Most financial crises are either seeded in the real estate market or are amplified there. The current one began as a healthcare emergency and has rapidly morphed into a financial shock, but its legacy will perhaps be the most profound in the real estate market.
As in so many sectors, the Covid-19 lockdowns across the world have only served to accelerate technological and behavioural changes that were already under way in the retail, hospitality and office space sectors.

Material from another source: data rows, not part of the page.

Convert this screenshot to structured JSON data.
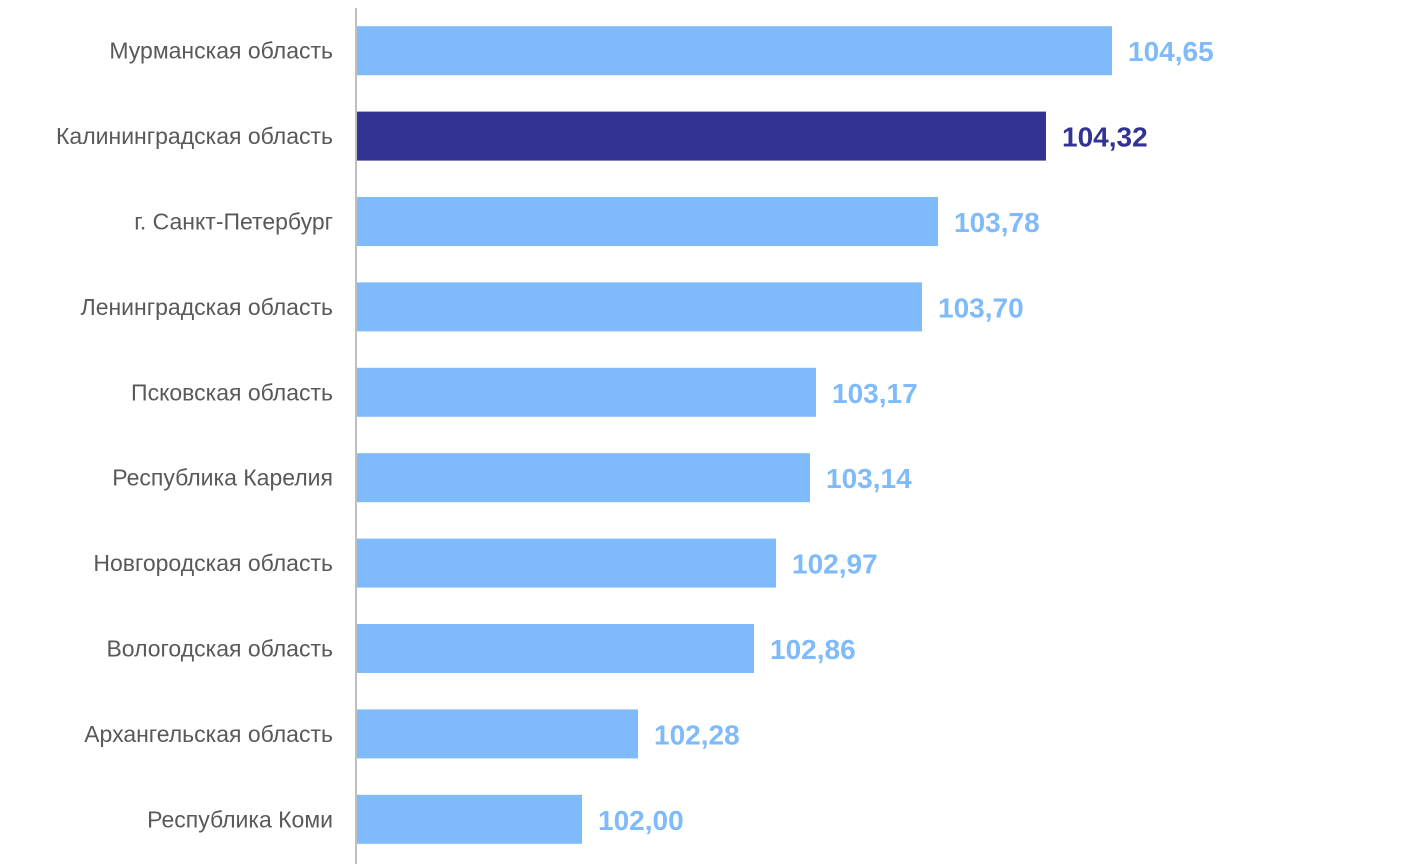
{
  "chart_data": {
    "type": "bar",
    "orientation": "horizontal",
    "categories": [
      "Мурманская область",
      "Калининградская область",
      "г. Санкт-Петербург",
      "Ленинградская область",
      "Псковская область",
      "Республика Карелия",
      "Новгородская область",
      "Вологодская область",
      "Архангельская область",
      "Республика Коми"
    ],
    "values": [
      104.65,
      104.32,
      103.78,
      103.7,
      103.17,
      103.14,
      102.97,
      102.86,
      102.28,
      102.0
    ],
    "value_labels": [
      "104,65",
      "104,32",
      "103,78",
      "103,70",
      "103,17",
      "103,14",
      "102,97",
      "102,86",
      "102,28",
      "102,00"
    ],
    "highlight_index": 1,
    "xlim": [
      100.87,
      105.5
    ],
    "title": "",
    "xlabel": "",
    "ylabel": "",
    "grid": false,
    "legend": "none",
    "colors": {
      "bar": "#7FBAFA",
      "highlight": "#333394",
      "axis": "#BFBFBF",
      "category_text": "#595959"
    }
  }
}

The implications of social distancing and hygiene measures to contain the virus were almost immediately apparent to investors: the largest US retail real estate investment trust (Reit), the Indianapolis-based Simon Property Group, lost 68% of its share price value between Feb 21 ($142.25) and March 18 ($44.92). The $100 billion Reit has more than 22.4 million square metres of gross leasable area in North America and Asia.
“Before Covid, many retail Reits were confident that they would be paying dividends and believed that they just needed to ‘redevelop’ their malls,” says Richard Rubin, CEO at Los Angeles-based Repvblik, which focuses on the adaptive reuse of all classes of real estate into workforce, student and 55-plus housing.